Cartier’s most striking and emblematic shaped watches over the maison’s history—the rectangular Tank, the oval Baignoire, the round Pebble, and more—are the stars of the ongoing “A Journey Through Time” exhibition, held at Le Salon Cartier, on the third level of Cartier’s ION Orchard boutique, through 2 February.
Born out of the Cartier Time Project, a 12-part short film series starring the actor Jake Gyllenhaal released last January that encouraged questioning one’s relationship with time, the exhibition spotlights the original, imaginative and distinctive forms of Cartier’s watches and the maison’s history of and expertise in design and aesthetics, as well as its philosophy surrounding time: “At Cartier, time is not only what we measure, but also what we treasure.”
The tour comprises a screening of chapters from the Cartier Time Project, cocktails that encourage introspection with their thought-provoking names (like “Escape”) and transportive sensorial qualities, an interactive session with the maison’s contemporary watch collections for men and women, and—the pièce de résistance—23 timepieces that hail from the 3,500-strong Cartier Collection of heritage items.
With Singapore being the first market to host the Cartier “A Journey Through Time” exhibition, here’s an introduction to five of the highlights on display to make a beeline for while you still can.
Tank L.C. wristwatch
This early Tank L.C. timepiece is a version of the Tank wristwatch that Cartier created in 1922, groundbreaking for defying the convention of round watches. The apocryphal story of how it earned its name connects its rectilinear silhouette with the top view of a WWI tank.
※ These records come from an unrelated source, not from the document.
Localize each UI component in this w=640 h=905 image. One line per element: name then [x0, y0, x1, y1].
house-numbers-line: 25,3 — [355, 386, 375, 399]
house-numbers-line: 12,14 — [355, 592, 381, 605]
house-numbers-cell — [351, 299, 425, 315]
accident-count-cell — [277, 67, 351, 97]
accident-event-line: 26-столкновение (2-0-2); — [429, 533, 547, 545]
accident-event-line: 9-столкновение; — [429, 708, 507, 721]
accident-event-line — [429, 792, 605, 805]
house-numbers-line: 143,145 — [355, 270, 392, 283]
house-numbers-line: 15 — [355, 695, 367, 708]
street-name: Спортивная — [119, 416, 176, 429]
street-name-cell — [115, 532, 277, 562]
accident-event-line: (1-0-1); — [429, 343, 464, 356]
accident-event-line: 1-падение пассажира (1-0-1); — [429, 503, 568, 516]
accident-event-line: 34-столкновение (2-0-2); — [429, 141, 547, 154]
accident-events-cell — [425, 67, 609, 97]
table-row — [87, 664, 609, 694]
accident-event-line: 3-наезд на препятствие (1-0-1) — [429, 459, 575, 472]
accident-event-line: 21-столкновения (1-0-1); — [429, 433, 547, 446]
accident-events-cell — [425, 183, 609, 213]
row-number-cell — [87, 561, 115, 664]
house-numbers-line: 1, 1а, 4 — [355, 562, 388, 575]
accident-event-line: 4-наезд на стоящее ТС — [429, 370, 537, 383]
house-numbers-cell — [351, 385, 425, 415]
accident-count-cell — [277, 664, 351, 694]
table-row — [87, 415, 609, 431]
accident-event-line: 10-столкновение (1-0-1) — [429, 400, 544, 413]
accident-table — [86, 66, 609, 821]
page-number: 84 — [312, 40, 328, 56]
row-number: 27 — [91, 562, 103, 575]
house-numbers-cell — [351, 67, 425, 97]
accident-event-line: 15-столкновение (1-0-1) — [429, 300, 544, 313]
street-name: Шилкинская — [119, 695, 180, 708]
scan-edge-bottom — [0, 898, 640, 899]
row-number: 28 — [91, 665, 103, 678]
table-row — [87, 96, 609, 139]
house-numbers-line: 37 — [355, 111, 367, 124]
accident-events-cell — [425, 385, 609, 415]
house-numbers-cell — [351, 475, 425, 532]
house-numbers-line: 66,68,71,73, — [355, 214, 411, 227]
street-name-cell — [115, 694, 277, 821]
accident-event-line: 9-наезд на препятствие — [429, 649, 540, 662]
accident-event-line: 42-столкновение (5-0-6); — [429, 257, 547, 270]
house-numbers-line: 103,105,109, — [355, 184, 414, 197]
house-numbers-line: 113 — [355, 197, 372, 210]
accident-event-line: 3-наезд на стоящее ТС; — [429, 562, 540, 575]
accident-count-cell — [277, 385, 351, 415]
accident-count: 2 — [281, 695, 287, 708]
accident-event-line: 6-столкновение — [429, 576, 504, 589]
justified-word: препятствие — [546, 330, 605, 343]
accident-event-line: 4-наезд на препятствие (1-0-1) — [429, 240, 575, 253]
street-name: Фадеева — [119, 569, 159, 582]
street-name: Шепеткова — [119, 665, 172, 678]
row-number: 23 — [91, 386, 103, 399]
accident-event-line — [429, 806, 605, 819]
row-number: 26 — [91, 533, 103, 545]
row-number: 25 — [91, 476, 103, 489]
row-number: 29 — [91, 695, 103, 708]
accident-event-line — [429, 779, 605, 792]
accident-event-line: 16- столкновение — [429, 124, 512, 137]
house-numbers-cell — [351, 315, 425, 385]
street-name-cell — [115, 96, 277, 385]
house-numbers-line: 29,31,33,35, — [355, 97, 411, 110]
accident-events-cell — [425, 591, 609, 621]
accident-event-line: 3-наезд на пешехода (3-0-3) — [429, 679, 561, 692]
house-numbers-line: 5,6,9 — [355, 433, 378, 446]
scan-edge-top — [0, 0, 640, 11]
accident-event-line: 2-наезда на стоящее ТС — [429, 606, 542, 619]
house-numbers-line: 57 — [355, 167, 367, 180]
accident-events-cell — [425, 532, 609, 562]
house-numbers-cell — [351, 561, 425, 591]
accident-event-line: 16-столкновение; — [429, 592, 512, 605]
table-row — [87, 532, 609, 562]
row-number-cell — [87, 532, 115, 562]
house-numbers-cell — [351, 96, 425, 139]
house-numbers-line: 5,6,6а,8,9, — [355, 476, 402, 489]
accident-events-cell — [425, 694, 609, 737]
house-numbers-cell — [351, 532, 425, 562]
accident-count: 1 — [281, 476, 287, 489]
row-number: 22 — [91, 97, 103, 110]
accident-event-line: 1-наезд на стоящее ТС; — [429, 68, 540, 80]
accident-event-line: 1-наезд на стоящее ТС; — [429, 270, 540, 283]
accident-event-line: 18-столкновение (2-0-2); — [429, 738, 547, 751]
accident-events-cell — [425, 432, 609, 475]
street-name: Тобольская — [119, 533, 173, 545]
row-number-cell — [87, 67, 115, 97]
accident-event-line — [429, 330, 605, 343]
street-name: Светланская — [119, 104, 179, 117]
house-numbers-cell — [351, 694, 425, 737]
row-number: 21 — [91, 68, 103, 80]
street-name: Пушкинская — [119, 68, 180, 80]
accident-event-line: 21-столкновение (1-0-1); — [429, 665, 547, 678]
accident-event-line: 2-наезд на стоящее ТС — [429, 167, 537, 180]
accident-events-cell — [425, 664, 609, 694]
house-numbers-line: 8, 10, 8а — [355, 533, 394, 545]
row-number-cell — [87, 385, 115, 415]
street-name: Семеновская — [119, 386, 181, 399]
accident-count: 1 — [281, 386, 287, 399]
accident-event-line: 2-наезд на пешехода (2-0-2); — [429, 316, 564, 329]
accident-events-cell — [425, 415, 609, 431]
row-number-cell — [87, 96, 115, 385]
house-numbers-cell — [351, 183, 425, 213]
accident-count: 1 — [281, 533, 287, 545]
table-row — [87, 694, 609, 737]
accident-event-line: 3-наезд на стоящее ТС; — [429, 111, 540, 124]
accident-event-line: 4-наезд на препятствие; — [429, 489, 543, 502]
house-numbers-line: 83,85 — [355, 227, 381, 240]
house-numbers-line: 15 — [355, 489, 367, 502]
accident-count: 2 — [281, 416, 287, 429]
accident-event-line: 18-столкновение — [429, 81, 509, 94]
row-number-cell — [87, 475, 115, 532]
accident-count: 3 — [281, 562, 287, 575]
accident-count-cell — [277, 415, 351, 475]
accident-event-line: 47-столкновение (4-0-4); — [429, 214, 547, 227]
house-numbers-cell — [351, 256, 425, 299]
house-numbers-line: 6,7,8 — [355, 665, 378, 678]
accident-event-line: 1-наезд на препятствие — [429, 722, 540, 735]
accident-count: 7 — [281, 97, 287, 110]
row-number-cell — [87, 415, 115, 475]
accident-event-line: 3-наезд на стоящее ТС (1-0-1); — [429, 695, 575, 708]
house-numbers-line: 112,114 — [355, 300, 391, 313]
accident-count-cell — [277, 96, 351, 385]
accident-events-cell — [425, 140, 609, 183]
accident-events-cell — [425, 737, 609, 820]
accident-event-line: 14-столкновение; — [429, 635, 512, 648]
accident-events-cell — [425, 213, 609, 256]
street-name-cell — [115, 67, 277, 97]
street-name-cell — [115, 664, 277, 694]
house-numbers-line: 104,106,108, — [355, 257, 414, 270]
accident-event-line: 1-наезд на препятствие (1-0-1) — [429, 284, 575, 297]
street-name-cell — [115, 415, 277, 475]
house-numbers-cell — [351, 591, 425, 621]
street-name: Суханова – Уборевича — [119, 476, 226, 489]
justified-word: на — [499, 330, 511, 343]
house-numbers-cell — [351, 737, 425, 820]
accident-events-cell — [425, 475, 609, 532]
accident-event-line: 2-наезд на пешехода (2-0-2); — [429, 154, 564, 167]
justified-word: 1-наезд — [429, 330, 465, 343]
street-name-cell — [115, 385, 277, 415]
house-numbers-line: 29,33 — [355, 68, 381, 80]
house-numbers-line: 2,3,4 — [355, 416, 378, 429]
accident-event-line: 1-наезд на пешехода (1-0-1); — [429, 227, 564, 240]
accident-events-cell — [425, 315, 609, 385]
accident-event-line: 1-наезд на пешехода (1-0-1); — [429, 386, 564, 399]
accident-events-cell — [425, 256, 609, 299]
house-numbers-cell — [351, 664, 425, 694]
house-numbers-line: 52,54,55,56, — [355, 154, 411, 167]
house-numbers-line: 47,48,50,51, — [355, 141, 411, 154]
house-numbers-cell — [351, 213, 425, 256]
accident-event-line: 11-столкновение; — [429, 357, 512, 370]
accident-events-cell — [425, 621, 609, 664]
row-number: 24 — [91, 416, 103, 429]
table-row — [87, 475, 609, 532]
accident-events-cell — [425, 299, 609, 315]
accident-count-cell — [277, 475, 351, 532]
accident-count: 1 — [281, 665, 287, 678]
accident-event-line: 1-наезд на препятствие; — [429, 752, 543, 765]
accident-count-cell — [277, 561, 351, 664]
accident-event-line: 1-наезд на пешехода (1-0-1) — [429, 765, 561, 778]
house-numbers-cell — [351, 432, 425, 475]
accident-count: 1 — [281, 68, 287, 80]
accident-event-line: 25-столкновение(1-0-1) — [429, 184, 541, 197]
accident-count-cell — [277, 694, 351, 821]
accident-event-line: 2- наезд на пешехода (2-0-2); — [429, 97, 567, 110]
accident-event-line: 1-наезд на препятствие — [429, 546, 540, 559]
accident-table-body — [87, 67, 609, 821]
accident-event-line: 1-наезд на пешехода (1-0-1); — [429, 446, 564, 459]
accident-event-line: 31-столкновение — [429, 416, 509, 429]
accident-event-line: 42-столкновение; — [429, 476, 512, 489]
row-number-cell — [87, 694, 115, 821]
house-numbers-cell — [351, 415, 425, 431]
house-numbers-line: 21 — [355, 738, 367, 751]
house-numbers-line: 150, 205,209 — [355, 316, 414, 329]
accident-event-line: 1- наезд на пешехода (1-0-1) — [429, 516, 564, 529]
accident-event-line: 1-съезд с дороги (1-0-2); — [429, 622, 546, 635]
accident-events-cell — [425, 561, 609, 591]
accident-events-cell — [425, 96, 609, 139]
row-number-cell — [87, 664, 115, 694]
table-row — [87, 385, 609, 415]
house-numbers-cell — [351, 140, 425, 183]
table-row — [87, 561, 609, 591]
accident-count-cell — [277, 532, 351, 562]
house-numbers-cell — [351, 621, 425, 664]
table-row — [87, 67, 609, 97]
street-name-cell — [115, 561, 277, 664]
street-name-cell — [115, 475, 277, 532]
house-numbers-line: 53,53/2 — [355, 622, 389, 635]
Taking reference from the emblem of the Paris–Dakar Rally (the international off-road endurance motorsport event now known as The Dakar Rally), this exceedingly rare watch was awarded to the winner of two consecutive rallies, nicknamed the Cartier challenge. Just four unique models were ever created.
This piece is a descendant of the Santos watch Cartier created in 1904 for Brazilian aviator Alberto Santos-Dumont, and features the same square shape with rounded corners and exposed screw detail.
One of a limited edition of 200 pieces. The Cloche wristwatch and its unusual bell-shaped case first appeared in the maison in 1921 and was inducted into the Privé Collection during its centenary year as a limited edition.
No list of archival Cartier watches is complete without mentioning the Crash. First appearing in 1967, the watch with the surrealist case is reportedly inspired by a banged-up Baignoire timepiece returned to the maison for repairs, but was actually created by Jean-Jacques Cartier of Cartier London and the designer Rupert Emmerson.